Contrary to the above, on March 14, 2015, the licensee failed to implement Step 7.1.2 of procedure OP-AA-109-101. Specifically, the clearance order for maintenance on Bus 12, Cubicle 9, failed to provide a safe zone of protection for all physical work that was performed or for required equipment protection as part of the clearance order (under WO 1812782). Immediate corrective actions included stopping all electrical work and verifying electrical work boundaries prior to re-commencing work.

This violation is being treated as an NCV, consistent with Section 2.3.2 of the Enforcement Policy. The violation was entered into the licensees CAP as IR 2468511.

(NCV 05000254/2015002-02; 05000265/2015002-02, Inadequate Zone of Protection for Electrical Bus Maintenance)

4OA3 Follow-Up of Events and Notices of Enforcement Discretion

.1 (Closed) Licensee Event Report 05000265/2015-001: Unit 1 HPCI Watertight Door

Found Open Results in Unit 2 HPCI Inoperability On March 5, 2015, the inspectors identified that the Unit 1 HPCI watertight door was open with no person in attendance. This condition challenged the internal flood protection for the Units 1 and 2 HPCI rooms because the rooms do not have a flood barrier separating them. At the time the condition was identified, only Unit 2 HPCI was required to be operable per TS (Unit 1 was in Mode 5). This condition resulted in an unplanned inoperable condition of the Unit 2 HPCI system. The inspectors immediately closed the water tight door prior to informing the control room. The licensee documented this condition in IR 2464065. The licensee also conducted briefings with the workforce and instituted additional monitoring of the water tight doors for several days following this event. Licensee procedure QCAP 0250-06, Control of In-Plant Flood Barriers and Watertight Submarine Doors, Revision 13, requires, in part, that individuals passing through the watertight doors are responsible for ensuring the doors are shut after passage. In addition, the procedure requires that administrative controls are put in place if the doors are going to be left open for a time longer than required for normal passage, including having a person staged to shut the door if needed. The failure to meet the requirements of QCAP 0250-06 was a performance deficiency.

However, the performance deficiency was minor, due to the large amount of personnel in the reactor building performing outage activities causing the door to most likely be open for only a short period of time. Unit 2 HPCI, while inoperable, remained available and was always able to perform its safety function. Documents reviewed are listed in the Attachment to this report. This licensee event report (LER) is closed.

This event follow-up review constituted one sample as defined in IP 71153-05.

.2 (Closed) Licensee Event Report 05000254/265 2015-002: HPCI Interlock Doors

Opened Simultaneously Cause Loss of Secondary Containment On February 10, 2015, the licensee identified that both the doors in the secondary containment interlock between the reactor building Unit 1 HPCI room and the Unit 1 turbine building were momentarily opened simultaneously, causing the licensee to declare secondary containment inoperable. The licensee entered the unplanned TS LCO for this issue and closed the doors immediately to reestablish secondary containment.
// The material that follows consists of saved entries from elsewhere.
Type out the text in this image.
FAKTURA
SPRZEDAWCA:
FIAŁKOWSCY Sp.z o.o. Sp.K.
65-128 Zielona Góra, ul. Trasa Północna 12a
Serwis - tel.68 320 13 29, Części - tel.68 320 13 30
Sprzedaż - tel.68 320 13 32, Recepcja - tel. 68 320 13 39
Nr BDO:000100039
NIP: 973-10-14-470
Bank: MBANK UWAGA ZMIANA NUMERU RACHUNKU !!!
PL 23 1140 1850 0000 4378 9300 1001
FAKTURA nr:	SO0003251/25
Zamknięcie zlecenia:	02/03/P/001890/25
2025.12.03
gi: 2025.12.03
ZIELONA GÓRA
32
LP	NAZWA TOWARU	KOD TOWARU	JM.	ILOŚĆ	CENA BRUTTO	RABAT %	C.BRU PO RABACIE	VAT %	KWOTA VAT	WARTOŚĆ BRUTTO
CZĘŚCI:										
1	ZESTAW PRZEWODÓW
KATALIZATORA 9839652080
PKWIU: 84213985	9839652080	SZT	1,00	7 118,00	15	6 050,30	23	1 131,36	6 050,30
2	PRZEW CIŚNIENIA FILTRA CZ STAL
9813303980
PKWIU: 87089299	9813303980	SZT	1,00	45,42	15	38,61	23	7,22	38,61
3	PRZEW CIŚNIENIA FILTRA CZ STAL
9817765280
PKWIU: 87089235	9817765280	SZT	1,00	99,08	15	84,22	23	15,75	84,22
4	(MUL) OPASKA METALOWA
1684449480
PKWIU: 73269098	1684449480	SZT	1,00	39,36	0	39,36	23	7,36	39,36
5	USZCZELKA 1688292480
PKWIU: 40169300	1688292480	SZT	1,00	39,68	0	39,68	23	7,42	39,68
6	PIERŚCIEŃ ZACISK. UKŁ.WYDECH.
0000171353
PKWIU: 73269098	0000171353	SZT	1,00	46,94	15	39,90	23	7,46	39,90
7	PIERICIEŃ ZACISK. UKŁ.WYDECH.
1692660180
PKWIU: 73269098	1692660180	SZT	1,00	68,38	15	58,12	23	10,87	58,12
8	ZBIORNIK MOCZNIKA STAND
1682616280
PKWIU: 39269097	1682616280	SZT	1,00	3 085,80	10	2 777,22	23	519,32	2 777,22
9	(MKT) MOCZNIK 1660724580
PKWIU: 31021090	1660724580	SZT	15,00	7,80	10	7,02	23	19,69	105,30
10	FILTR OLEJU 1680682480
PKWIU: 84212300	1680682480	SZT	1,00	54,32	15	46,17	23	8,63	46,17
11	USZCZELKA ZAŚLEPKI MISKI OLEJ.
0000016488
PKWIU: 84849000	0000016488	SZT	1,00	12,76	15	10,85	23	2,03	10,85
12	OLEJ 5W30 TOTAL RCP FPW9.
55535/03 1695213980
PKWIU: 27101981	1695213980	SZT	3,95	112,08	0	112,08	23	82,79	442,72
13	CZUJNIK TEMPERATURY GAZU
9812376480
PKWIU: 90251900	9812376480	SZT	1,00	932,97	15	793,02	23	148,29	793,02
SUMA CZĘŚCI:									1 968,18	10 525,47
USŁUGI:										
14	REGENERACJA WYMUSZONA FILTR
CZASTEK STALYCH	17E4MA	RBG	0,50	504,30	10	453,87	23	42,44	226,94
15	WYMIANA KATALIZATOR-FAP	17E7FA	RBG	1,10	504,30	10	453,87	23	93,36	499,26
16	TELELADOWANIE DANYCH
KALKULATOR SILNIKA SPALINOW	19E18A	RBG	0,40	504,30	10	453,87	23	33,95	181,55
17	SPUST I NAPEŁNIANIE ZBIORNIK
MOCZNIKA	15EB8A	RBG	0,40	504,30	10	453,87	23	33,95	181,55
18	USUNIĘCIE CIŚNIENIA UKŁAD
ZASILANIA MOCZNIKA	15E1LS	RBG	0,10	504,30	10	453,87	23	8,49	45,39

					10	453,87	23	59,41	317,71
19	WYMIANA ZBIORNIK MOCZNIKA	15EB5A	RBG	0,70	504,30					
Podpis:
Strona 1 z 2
Although the licensee discovered this failure to meet TS, the inspectors determined this issue was minor because secondary containment pressure remained negative throughout the condition. The cause of the door failure was a bent locking bolt that prevented the door plungers to engage and allowed the door to open with the opposite interlock door opened. The licensee repaired the locking bolt mechanism and aligned the door properly. Documents reviewed are listed in the Attachment to this report. This LER is closed.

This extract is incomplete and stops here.